1. Ob die in der Lieferung eines mangelhaften Fahrzeugs liegende Pflichtverletzung i. S. des § 323 V 2 BGB unerheblich ist und deshalb den Käufer nicht zum Rücktritt vom Kaufvertrag berechtigt, richtet sich bei einem behebbaren Mangel in erster Linie danach, welche Kosten die Mangelbeseitigung erfordert, und nicht nach dem Ausmaß der Funktionsbeeinträchtigung. Auf das Ausmaß der Funktionsbeeinträchtigung kann aber abzustellen sein, wenn der Mangel nur mit einem hohen Kostenaufwand behoben werden kann oder die Mangelursache – weil auch der Verkäufer sie nicht kennt – im Zeitpunkt der Rücktrittserklärung ungewiss ist.
  2. Von einem nur geringfügigen behebbaren Mangel und damit von einer nur unerheblichen Pflichtverletzung des Verkäufers ist in der Regel auszugehen, wenn die Kosten der Mangelbeseitigung im Verhältnis zum Kaufpreis geringfügig sind. Das ist regelmäßig nicht mehr der Fall, wenn der Mangelbeseitigungsaufwand einen Betrag von 5 % des Kaufpreises übersteigt.

LG Kiel, Urteil vom 18.05.2015 – 12 O 259/13
(nachfolgend: OLG Schleswig, Urteil vom 02.10.2015 – 17 U 43/15)

Sachverhalt: Der Kläger verlangt die Rückabwicklung eines Kaufvertrags über einen gebrauchten Pkw.

Er kaufte von der Beklagten mit Vertrag vom 02.05.2013 einen Gebrauchtwagen (Volvo V50 2.0 Momentum) für 12.300 €, der ihm nach Zahlung des Kaufpreises am 08.05.2013 übergeben wurde.

Das Fahrzeug war in der Folgezeit unter anderem vom 17.06.3013 bis zum 25.06.2013 in der Werkstatt der Beklagten. Diese erneuerte die Kupplung, die bereits bei der Probefahrt Geräusche gemacht hatte, und tauschte den Bremskraftverstärker aus.

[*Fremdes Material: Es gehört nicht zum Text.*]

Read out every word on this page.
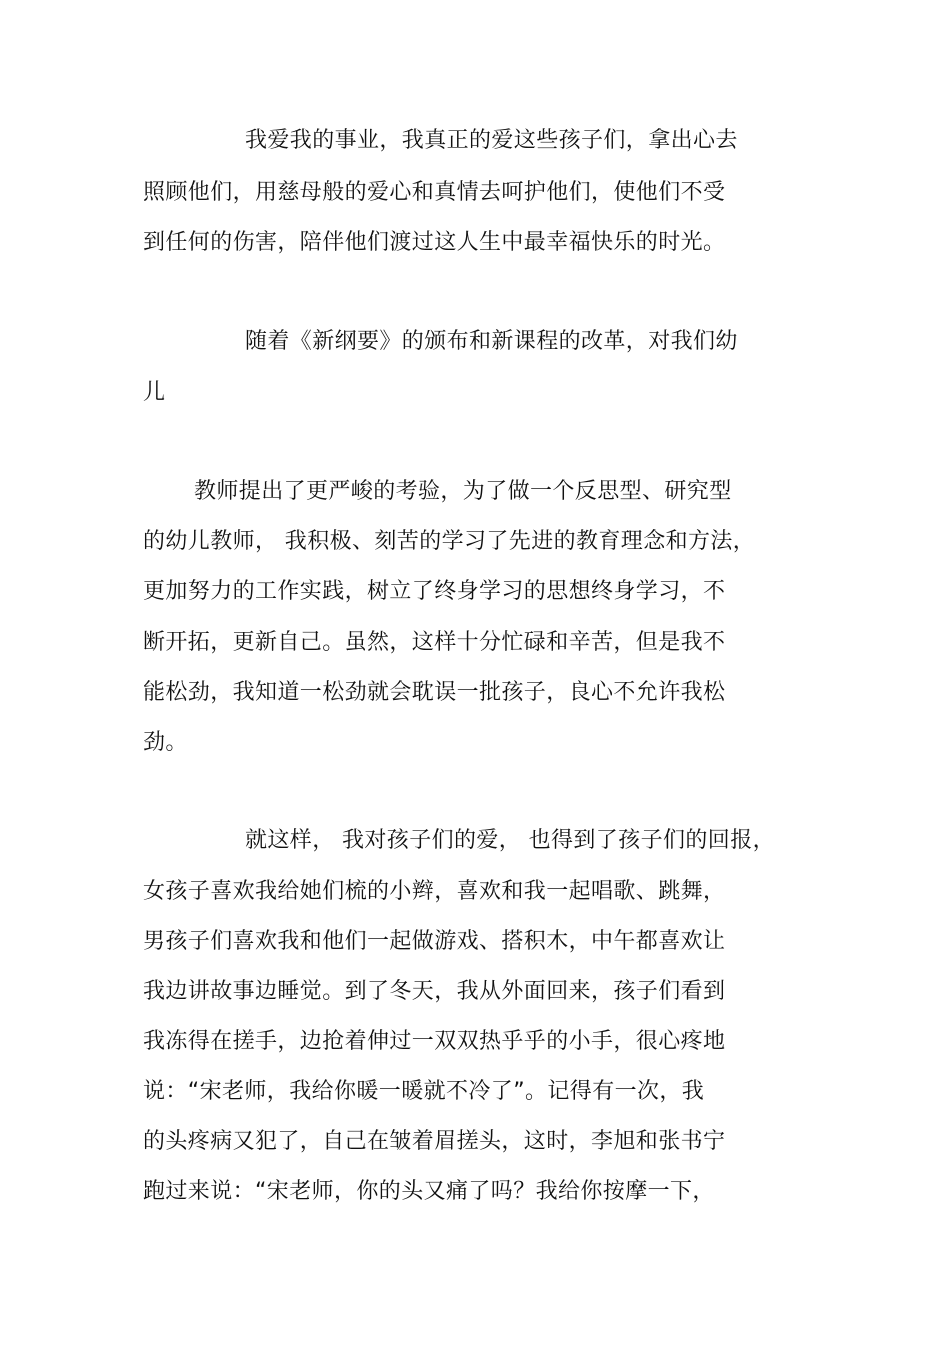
我爱我的事业，我真正的爱这些孩子们，拿出心去
照顾他们，用慈母般的爱心和真情去呵护他们，使他们不受
到任何的伤害，陪伴他们渡过这人生中最幸福快乐的时光。
随着《新纲要》的颁布和新课程的改革，对我们幼
儿
教师提出了更严峻的考验，为了做一个反思型、研究型
的幼儿教师， 我积极、刻苦的学习了先进的教育理念和方法，
更加努力的工作实践，树立了终身学习的思想终身学习，不
断开拓，更新自己。虽然，这样十分忙碌和辛苦，但是我不
能松劲，我知道一松劲就会耽误一批孩子，良心不允许我松
劲。
就这样， 我对孩子们的爱， 也得到了孩子们的回报，
女孩子喜欢我给她们梳的小辫，喜欢和我一起唱歌、跳舞，
男孩子们喜欢我和他们一起做游戏、搭积木，中午都喜欢让
我边讲故事边睡觉。到了冬天，我从外面回来，孩子们看到
我冻得在搓手，边抢着伸过一双双热乎乎的小手，很心疼地
说：“宋老师，我给你暖一暖就不冷了”。记得有一次，我
的头疼病又犯了，自己在皱着眉搓头，这时，李旭和张书宁
跑过来说：“宋老师，你的头又痛了吗？我给你按摩一下，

Mit E-Mail vom 25.06.2013 teilte der Kläger der Beklagten mit, dass die Kupplung jetzte keine Geräusche mehr mache und auch die Probleme beim Bremsen (teigiges Gefühl, Zischen) verschwunden sei, das Bremspedal aber jetzt klemme. Die Beklagte tauschte daraufhin am 15.07.2013 erneut den Bremskraftverstärker aus. Einen Tag später informierte der Kläger die Beklagte per E-Mail unter anderem darüber, dass die Bremse wider Erwarten schlechter geworden sei; der Bremspunkt habe sich weiter nach hinten verschoben, es fühle sich nach wie vor an, als würde ein Bauteil leicht klemmen.

Unter dem 22.07.2013 erklärte der Kläger schließlich den Rücktritt vom Kaufvertrag.

Seine im Wesentlichen auf Erstattung des Kaufpreises, Zug um Zug gegen Rückgewähr des streitgegenständlichen Fahrzeugs, gerichtete Klage hatte keinen Erfolg.

Aus den Gründen: Dem Kläger steht kein Anspruch auf Rückzahlung des Kaufpreises Zug um Zug gegen Rückgewähr des Fahrzeugs aus §§ 437 Nr. 2, 323, 346 BGB zu.

Danach kann ein Käufer vom Vertrag gemäß §§ 440, 323 BGB und § 326 V BGB zurücktreten, wenn die Sache mangelhaft ist. Diese Voraussetzungen liegen nicht vor. Es liegt kein Mangel vor, der zum Rücktritt berechtigt.

Nach dem Ergebnis der Beweisaufnahme liegen die behaupteten Mängel an der Bremse nicht vor. Nach den Ausführungen des Sachverständigen S ist die Betriebsbremsanlage des Fahrzeugs mängelfrei. Ein technischer Mangel ist nicht festzustellen. Der Sachverständige hat sowohl vor der Zerlegung des Fahrzeugs als auch hinterher mehrere Probefahrten mit diversen Betriebs- und Gefahrenbremsungen gemacht, bei denen sich keine Hinweise auf Mängel an der Bremsanlage ergaben. Die bei Betätigung des Bremspedals entstehenden Geräusche (von geringer Intensität) sind systembedingt und stellen keine technischen Mängel dar …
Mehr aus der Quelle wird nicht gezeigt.